Ferreira sublinhou que a agricultura é, antes de tudo, uma questão económica e que o país precisa de alinhar as suas políticas macroeconómicas, sobretudo “cambial e fiscal” com os objectivos de desenvolvimento agrícola. Defendeu ainda incentivos reais ao empresariado nacional, sublinhando que pequenos e médios empresários podem integrar os agricultores familiares em cadeias de valor mais sofisticadas, desde que tenham apoio e segurança para investir.

O país não precisa de segurança alimentar, precisa de soberania alimentar

Todos os intervenientes convergiram na ideia de que Moçambique precisa de uma verdadeira reforma institucional no sector agrário. Além de infra-estruturas, mercado e financiamento, é necessário repensar o papel do Ministério da Agricultura, dotando-o de instrumentos, visão e orçamento para garantir a soberania alimentar, conceito que substitui a ideia limitada de “segurança alimentar” com base em importações.

 “Só o povo moçambicano pode garantir a sua alimentação.

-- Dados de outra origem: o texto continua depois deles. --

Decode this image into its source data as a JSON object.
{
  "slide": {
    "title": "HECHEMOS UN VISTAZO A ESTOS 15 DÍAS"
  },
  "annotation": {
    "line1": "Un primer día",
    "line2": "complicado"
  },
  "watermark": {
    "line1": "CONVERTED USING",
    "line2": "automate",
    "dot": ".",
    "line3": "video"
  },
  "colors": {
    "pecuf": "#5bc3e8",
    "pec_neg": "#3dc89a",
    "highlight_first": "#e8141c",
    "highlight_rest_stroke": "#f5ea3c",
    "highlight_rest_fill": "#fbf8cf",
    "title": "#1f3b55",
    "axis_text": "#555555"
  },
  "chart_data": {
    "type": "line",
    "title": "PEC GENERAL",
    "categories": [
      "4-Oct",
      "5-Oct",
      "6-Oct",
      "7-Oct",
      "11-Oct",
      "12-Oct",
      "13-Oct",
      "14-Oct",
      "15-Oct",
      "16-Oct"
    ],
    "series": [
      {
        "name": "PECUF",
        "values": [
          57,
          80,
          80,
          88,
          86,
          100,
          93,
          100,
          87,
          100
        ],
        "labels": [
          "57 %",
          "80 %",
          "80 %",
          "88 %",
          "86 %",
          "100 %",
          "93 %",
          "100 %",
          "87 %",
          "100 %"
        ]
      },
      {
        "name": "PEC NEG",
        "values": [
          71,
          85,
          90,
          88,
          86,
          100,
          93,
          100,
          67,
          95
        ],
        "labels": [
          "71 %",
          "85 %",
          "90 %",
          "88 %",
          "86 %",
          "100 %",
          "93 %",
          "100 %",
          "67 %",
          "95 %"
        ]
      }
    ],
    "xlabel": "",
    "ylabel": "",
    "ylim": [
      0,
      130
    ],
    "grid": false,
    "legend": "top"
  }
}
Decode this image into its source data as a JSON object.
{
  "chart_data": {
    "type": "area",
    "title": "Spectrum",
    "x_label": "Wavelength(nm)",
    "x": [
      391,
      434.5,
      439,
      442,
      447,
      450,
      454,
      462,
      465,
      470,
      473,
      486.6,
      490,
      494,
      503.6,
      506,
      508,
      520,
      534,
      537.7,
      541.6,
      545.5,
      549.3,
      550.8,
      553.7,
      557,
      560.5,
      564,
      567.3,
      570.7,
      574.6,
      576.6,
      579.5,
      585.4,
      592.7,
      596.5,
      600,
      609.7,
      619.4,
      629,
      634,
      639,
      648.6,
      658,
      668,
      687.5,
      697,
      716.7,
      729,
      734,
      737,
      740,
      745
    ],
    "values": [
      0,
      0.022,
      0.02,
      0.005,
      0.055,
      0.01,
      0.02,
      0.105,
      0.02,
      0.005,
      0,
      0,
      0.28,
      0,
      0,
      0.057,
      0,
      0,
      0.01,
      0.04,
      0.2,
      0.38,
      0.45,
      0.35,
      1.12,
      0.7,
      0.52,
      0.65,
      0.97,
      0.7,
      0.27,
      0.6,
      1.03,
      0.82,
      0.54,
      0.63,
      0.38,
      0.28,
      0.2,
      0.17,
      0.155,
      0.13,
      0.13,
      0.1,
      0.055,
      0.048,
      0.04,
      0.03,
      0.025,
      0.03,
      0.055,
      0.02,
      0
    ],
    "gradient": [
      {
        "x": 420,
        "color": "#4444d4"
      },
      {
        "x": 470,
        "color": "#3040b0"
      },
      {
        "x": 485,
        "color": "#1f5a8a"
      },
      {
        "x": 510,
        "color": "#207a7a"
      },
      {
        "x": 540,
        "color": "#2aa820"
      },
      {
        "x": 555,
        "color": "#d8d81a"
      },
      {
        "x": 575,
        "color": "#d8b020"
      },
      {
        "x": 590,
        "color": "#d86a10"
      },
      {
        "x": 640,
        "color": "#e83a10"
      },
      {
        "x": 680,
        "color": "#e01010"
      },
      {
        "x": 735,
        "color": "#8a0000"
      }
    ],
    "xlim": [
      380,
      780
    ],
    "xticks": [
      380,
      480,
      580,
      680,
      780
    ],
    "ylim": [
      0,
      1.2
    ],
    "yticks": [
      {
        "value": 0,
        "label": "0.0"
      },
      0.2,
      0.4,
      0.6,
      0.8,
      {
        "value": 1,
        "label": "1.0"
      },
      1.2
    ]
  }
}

Produtos importados não garantem soberania”, frisou Muchanga.

Por fim, os especialistas destacaram o papel essencial do sector familiar, que continua a ser a principal base de resiliência no país.

“Se não fosse o sector familiar, a pobreza em Moçambique seria ainda mais extrema”, alertou Muchanga, reforçando que o Estado deve assumir o compromisso de integrar políticas sociais, económicas e produtivas com o objectivo de reduzir a pobreza, gerar emprego rural e garantir dignidade às famílias moçambicanas.

O encontro terminou com um apelo colectivo: é preciso parar, pensar e decidir, de forma institucional e estratégica, qual é o verdadeiro projecto agrícola de Moçambique. E, acima de tudo, é preciso que esse projecto sobreviva aos ciclos eleitorais.